Home Celebrity Theater Review: Denzel Opens “Raisin,” Plus News About “Batman and Superman”

So here’s the long and short of it: a lot of celebs turned out to see Denzel Washington open last night in “A Raisin in the Sun” on Broadway. Denzel’s 59, and he plays Walter Younger, who’s supposed to be maybe 29. LaTanya Richardson (also the wife of Samuel L. Jackson), who’s 65, played Lena, Walter’s mother. And they pulled it off. Not only did they succeed at this endeavor, but movie star Denzel managed to key his performance so he was part of an ensemble and not a showboating Hollywood star. How do you like that?

The A list audience: Julianne Moore and husband Bart Freundlich, Paul Dano and Zoe Kazan, Joel Coen and wife Frances McDormand with their son Pedro, Denzel’s wife Pauletta, and Mr.
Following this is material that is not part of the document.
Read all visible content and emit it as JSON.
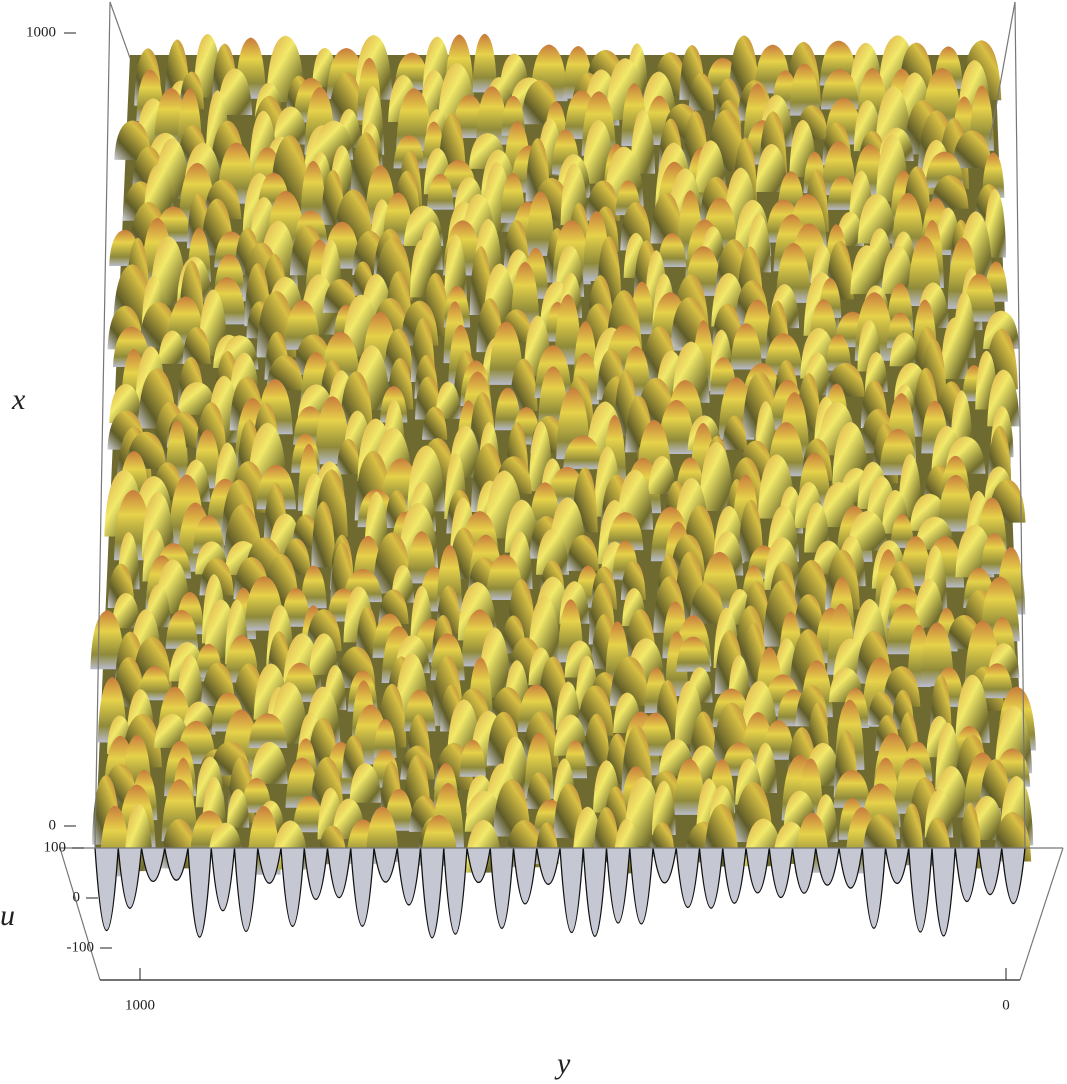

Samuel L. Jackson himself right up front. Plus, Phylicia Rashad, who starred in “Raisin” as Lena in 2004, had a very center seat to watch Ms. Richardson. Wow!

And while Washington and Richardson are quite remarkable, as is Sophie Okonedo, the real breakout star of the night was Anika Noni Rose. It’s not like she’s new. Anika has a Tony Award for “Caroline, or Change.” She starred in the movie of “Dreamgirls.” But she just shines as Walter’s sister, Beneatha, Lorraine Hansberry’s agent of change in “Raisin.” She’s on her way to some more awards in this production.

LaTanya Richardson came in to replace Diahann Carroll as Lena. Her fans know her from Sidney Lumet’s great A&E TV series “100 Centre Street.” Where Rashad was magnificent and a little ethereal as Lena in 2004, Richardson is earthy and in your face. Rashad played Lena as vulnerable. Richardson give her a matter of fact pragmatism. She will also be up for a Tony.

I think Denzel surprises everyone. We know he’s a great movie actor. On Broadway he excelled in “Fences.” His approach to Walter is fascinating. Since Walter is 20 years younger than Denzel, the actor is able to dial back to that age. He’s lighter on his feet, even Walter is given to resignation, despair and anger. Plus, Washington molds himself into this ensemble, as Walter is not the main character, really. That’s Lena. It’s hard to imagine another Hollywood star reigning himself in like this.  Kudos to director Kenny Leon.

We weren’t invited to the after party. “No press!” read several emails we received during the day. Anyway, it someplace way down past the Holland Tunnel, and it’s cold and raining. So my friend Kathy and I toddled over to Bar Centrale, above Joe Allen’s. There are only a few tables, mostly long banquettes. Jessica Lange was eating with Tommy Tune and another friend. Glenn Close and “Argo” screenwriter Chris Terrio came in from seeing Bryan Cranston in “All the Way”; then Cranston joined them. Marsha Mason had drinks with a friend at a front table. And that’s just a sampling of what went on.

Chris Terrio is working on the screenplay for “Batman and Superman.” He told me — EXCLUSIVE– absolutely nothing. Jeez Louise! Then, out of nowhere, someone from his table someone screamed, “Superman can’t be dead!” Everyone in the place turned around. Terrio turned a hot red, imagining tomorrow’s headlines. “Relax, Superman’s not dead,” he reassured us. “Everyone is alive and fine.” Lots of laughter followed. Whew!

Meanwhile, downstairs in Joe Allen’s, Shubert Theaters immensely popular co-CEO and chairman Phil Smith and a group of friends read the great reviews for “Raisin.” And that’s the way a New York night should be, in our dreams.